To the alarming data obtained, the Peruvian government has launched initiatives aimed at promoting and generating better life opportunities for young people, especially the temporary employment scheme "Trabaja Peru", which aims to provide jobs to people over 18 years of age and in poverty, extreme poverty or affected in whole or in part by natural disasters or health emergencies. There are also programs such as "Jóvenes productivos", "Proyecta tu futuro", "Innóvate Perú" and "Ponte en carrera", in addition to initiatives led by the national government. Therefore, it is necessary to strengthen the role of regional and local authorities in this area.


The Government approved the National Youth Policy, which establishes several priority objectives of public intervention for the comprehensive development of the young population and their effective participation in society, among them: developing competencies in the educational process, increasing the access of the young population to decent work, comprehensive health care for the graduate population, reducing victimization and discrimination of the graduate population in situations of vulnerability and increasing citizen participation of the young population.


A regional approach to poverty


It is necessary to focus specifically on the poorest regions of our country, regions that paradoxically are the ones that have the most natural resources, whether in agriculture or mining. Such is the case of San Martin, which leads with the largest amount of resources received: S/. 524.4 million, but until November 16, 2021, has managed to execute one-fifth of its budget. This is due to the ineffectiveness of the local authorities, who are responsible for maintaining rural precariousness. According to Macroconsult, the impact of the pandemic on the Peruvian economy will have consequences on the country's capacity to reduce poverty in the medium and long term. However, this is more acute in the three poorest departments of Peru in 2020, which, according to the Peruvian Institute of Economics (IPE), will be observed in Huancavelica (47.7%), followed by Ayacucho (46.4%) and Pasco (44.8%).

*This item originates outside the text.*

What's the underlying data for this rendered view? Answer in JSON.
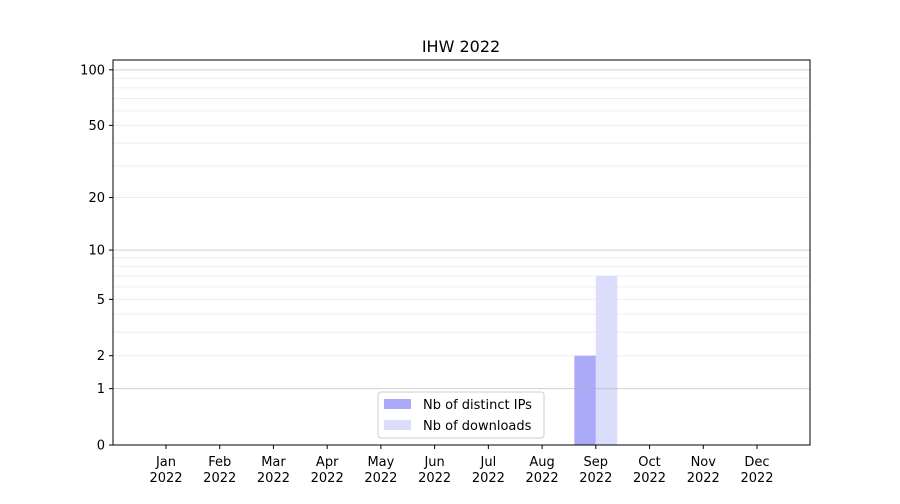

According to a recent INEI study in the highlands and jungle regions, 32% of graduates took 9 months or more to get their first job. This figure is lower than in the coastal region. Analyzing the situation of young high school graduates who manage to get a job in Lima, they remain on the payroll for an average of 13 months. This is in contrast to the provinces, where formal employment can last about nine months for young graduates. In short, there is a comparative disadvantage that violates the right to work, not only in the strict sense but also violates the interdependent and essential elements of the right to work: Availability, Accessibility, Acceptability, and Quality.